The Biden administration has made subtle changes to how it engages with Taipei after Trump took office, such as easing restrictions on U.S. officials meeting with Taiwanese officials. While the White House continues to say it does not support Taiwan independence, Biden warned China of military intervention if China attacks Taiwan.

White House condemns China for launching ballistic missiles in response to Nancy Pelosi’s visit to Taiwan © Michael Reynolds/POOL/EPA-EFE/Shutterstock

Raghead said the events of the past week have highlighted the need for the United States to send more troops to the Pacific. But he said the U.S. could lose focus over domestic politics, which is especially dangerous after November, when Xi will gain an expected and unprecedented third contingent as Communist Party leader.

“We saw the event, reacted and moved on, but Beijing embraced the event and thought, ‘how does this fit into our roadmap’,” he said.

Military experts say the PLA’s rapid modernization, reflected in this week’s operations, has left the U.S. military with rapidly diminishing options to deal with it without risking war.

“It will be very challenging for the United States to send the right signal to China due to the shift in the military balance, and [for] Allies should not be coerced by these signals,” Twomey said.

Pedestrians in Beijing watch news reports about Chinese military exercises near Taiwan © Noel Celis/AFP/Getty Images

Fisher said it was time for Washington to air a massive airlift of arms to Taiwan to build a war stockpile ahead of China’s total blockade. “There must now be clear informal military coordination between Taiwan, Japan and the United States for effective military action against China,” he said, even suggesting the deployment of tactical nuclear weapons on or near Taiwan. However, most observers see these steps as highly escalating.

Flournoy said the idea that the U.S. military must respond immediately to the situation around Taiwan is wrong.

“The name of the game is to stop China from actually invading Taiwan.
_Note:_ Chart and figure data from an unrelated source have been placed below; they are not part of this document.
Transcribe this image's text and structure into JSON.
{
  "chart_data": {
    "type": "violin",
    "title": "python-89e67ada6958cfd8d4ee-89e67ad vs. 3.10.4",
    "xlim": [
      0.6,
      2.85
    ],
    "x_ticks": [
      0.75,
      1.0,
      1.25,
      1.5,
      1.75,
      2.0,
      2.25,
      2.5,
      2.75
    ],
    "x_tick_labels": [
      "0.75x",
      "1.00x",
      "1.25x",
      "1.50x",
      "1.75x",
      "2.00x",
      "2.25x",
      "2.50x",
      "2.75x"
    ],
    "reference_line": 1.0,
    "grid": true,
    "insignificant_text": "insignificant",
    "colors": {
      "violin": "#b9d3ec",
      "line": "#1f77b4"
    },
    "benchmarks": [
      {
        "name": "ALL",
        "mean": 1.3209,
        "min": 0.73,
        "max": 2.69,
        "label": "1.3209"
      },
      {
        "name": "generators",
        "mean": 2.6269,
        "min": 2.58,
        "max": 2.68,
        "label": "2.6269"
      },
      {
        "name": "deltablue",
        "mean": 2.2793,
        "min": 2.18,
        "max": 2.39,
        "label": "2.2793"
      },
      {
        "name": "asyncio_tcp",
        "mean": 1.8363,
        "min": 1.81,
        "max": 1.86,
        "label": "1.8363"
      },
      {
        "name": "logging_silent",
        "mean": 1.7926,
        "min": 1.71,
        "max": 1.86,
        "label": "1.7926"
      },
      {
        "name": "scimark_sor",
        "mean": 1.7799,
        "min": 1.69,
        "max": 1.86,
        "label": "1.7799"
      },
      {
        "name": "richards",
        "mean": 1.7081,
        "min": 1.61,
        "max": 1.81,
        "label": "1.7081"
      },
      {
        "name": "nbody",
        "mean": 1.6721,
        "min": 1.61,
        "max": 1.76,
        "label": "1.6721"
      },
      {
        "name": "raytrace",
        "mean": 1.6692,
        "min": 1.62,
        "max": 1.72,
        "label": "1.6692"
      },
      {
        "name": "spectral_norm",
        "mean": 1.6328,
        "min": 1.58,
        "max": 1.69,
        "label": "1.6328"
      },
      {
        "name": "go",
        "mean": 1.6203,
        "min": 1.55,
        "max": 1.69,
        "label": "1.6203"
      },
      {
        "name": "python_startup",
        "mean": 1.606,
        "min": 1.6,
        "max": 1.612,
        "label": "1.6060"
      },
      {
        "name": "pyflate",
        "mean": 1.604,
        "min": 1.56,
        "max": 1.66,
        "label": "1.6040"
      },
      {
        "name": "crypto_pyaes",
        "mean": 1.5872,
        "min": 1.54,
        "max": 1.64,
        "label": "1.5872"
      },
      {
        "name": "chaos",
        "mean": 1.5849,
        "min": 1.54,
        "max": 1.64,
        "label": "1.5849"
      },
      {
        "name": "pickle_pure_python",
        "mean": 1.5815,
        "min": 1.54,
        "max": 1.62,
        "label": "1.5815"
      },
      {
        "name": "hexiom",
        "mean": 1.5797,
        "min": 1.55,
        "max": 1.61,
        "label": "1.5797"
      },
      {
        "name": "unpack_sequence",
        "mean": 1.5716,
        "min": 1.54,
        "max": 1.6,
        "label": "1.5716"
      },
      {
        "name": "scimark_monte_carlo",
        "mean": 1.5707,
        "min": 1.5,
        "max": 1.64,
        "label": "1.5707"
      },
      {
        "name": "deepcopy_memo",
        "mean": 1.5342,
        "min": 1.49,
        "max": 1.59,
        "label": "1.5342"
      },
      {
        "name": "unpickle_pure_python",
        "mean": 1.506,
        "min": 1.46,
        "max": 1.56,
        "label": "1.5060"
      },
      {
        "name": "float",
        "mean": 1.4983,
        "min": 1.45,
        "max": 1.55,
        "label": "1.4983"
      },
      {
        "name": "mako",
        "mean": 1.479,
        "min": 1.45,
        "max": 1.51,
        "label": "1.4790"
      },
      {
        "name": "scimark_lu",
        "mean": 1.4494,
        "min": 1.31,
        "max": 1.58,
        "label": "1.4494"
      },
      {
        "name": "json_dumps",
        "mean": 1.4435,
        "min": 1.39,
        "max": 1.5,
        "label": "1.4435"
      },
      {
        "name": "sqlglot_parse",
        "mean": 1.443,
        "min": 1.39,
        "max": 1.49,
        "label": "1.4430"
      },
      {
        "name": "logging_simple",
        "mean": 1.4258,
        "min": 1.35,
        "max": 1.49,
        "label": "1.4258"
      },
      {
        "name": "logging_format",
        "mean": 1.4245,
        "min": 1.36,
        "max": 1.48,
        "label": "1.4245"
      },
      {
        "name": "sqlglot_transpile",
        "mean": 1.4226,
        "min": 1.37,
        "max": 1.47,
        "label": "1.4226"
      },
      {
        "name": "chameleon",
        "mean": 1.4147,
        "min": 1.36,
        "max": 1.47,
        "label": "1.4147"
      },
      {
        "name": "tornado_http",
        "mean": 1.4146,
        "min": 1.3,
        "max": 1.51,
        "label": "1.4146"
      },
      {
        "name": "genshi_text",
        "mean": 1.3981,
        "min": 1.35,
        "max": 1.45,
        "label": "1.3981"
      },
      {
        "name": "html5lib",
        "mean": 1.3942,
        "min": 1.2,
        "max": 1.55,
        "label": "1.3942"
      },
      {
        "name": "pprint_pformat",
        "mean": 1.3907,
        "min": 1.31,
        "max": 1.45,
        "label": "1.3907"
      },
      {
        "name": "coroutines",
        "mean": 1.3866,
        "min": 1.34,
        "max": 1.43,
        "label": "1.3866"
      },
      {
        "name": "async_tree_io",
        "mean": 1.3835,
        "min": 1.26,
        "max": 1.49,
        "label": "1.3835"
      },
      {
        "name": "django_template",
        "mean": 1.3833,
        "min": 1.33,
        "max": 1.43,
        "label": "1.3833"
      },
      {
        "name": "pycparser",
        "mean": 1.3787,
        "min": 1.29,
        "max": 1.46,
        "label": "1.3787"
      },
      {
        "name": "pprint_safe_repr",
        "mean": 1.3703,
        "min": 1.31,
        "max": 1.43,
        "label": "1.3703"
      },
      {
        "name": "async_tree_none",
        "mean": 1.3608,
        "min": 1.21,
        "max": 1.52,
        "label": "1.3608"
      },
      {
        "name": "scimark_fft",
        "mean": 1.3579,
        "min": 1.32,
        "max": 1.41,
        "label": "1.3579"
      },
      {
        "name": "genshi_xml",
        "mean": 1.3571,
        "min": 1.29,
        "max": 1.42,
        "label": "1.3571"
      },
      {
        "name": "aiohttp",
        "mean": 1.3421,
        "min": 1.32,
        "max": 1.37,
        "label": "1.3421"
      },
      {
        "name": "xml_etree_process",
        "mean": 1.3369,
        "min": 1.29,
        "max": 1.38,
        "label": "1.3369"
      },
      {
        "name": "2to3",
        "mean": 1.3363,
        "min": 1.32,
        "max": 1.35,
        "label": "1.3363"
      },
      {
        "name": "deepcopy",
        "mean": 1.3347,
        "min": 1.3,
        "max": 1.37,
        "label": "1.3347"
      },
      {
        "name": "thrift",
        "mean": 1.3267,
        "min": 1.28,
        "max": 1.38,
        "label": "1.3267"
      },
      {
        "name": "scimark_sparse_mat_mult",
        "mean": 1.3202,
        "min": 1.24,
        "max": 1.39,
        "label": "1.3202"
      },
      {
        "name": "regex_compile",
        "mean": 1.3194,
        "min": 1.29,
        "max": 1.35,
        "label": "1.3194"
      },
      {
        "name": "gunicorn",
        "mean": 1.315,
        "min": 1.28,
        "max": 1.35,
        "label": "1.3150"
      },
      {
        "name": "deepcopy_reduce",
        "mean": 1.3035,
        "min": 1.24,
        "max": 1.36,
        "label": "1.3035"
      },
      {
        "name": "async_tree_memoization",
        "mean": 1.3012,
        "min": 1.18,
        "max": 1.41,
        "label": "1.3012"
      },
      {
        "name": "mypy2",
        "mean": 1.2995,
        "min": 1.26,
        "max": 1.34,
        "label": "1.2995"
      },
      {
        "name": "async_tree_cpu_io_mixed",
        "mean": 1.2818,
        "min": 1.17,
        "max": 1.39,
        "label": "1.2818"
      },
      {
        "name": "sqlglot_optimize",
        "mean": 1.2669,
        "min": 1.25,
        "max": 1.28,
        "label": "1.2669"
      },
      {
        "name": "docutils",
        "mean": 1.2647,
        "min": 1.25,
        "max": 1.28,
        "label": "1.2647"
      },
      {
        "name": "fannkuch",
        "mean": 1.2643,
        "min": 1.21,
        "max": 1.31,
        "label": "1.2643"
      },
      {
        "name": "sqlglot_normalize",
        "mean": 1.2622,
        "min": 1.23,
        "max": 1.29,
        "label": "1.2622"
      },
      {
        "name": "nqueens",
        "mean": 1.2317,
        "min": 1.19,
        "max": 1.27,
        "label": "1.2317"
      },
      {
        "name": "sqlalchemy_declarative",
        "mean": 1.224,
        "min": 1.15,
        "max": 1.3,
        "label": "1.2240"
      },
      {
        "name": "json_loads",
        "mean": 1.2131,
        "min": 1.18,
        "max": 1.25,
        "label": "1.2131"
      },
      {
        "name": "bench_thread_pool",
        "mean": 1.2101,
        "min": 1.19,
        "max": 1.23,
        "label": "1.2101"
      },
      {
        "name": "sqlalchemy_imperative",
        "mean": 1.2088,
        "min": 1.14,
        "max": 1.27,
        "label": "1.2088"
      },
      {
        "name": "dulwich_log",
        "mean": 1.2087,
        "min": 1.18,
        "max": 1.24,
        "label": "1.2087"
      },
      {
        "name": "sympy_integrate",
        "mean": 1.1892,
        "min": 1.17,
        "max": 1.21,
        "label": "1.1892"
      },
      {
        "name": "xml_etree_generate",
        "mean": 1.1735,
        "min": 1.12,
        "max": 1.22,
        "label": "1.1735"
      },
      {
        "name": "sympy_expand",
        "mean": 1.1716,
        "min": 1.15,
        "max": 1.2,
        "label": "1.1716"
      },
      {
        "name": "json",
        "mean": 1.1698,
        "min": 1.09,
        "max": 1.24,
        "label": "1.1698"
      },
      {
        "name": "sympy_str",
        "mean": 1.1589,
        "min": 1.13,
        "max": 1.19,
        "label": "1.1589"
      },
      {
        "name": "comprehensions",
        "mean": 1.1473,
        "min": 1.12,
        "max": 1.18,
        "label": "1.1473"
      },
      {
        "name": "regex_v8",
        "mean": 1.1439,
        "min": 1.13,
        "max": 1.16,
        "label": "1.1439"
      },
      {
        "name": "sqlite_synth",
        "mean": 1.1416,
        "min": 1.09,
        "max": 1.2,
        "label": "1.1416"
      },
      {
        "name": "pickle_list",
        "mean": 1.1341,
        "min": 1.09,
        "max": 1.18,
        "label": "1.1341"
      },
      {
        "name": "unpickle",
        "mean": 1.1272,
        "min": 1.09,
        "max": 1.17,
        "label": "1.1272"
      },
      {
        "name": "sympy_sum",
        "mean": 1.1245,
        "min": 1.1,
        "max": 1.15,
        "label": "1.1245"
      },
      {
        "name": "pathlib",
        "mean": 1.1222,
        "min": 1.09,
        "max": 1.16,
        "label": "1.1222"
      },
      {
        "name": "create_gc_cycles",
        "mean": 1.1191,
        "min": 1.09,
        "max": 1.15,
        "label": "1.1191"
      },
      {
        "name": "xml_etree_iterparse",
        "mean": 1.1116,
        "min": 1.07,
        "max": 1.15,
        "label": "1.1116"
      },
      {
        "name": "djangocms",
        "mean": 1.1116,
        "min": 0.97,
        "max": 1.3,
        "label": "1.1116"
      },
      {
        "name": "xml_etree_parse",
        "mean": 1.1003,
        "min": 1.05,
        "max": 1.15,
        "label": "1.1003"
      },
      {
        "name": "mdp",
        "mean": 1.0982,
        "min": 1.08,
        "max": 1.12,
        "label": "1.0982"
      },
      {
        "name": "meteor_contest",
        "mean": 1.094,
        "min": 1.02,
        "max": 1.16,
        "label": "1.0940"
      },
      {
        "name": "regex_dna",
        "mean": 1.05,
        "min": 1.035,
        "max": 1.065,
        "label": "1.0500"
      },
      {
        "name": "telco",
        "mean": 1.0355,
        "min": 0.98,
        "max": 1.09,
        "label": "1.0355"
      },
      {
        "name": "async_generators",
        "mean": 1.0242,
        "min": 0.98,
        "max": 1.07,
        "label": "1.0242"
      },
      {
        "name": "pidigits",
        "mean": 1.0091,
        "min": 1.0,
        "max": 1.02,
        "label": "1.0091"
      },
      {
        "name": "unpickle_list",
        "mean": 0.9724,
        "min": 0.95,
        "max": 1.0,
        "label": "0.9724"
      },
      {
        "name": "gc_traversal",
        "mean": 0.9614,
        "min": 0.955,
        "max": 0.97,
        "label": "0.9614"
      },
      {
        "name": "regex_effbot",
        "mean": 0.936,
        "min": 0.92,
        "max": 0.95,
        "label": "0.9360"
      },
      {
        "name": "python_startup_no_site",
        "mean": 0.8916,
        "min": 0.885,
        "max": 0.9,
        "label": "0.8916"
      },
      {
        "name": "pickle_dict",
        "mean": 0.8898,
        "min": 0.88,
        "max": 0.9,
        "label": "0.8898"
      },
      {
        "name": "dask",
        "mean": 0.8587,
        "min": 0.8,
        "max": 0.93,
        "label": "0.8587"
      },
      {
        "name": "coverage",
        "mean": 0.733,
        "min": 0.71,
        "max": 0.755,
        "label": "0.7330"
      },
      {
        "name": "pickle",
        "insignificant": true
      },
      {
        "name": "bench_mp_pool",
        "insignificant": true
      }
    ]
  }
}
That means working closely with Taiwan to seriously improve its self-defense capabilities and make it more like a porcupine,” she said, referring to the fact that the U.S. must help Taiwan become harder to attack Target.

Many Taiwanese believe that non-intervention would be America’s second betrayal. As Foreign Secretary Joseph Wu waved goodbye as Pelosi’s plane taxied into the sunset on Wednesday, the scene evoked memories of the departure of the last U.S. military commander after Washington abandoned Taipei for Beijing in April 1979. .

The shift left Taiwan isolated on the international stage, but nascent engagement between the U.S. and China eased tensions, and the resulting domestic pressure led to reforms, an economic miracle, and ultimately the transformation of Taiwan into Asia’s most dynamic one of the democracies.

This time, the outlook is completely different. As Taiwanese government officials put it: “We are always trying to make Taiwan better. But for now, it’s hard to be optimistic about the future.”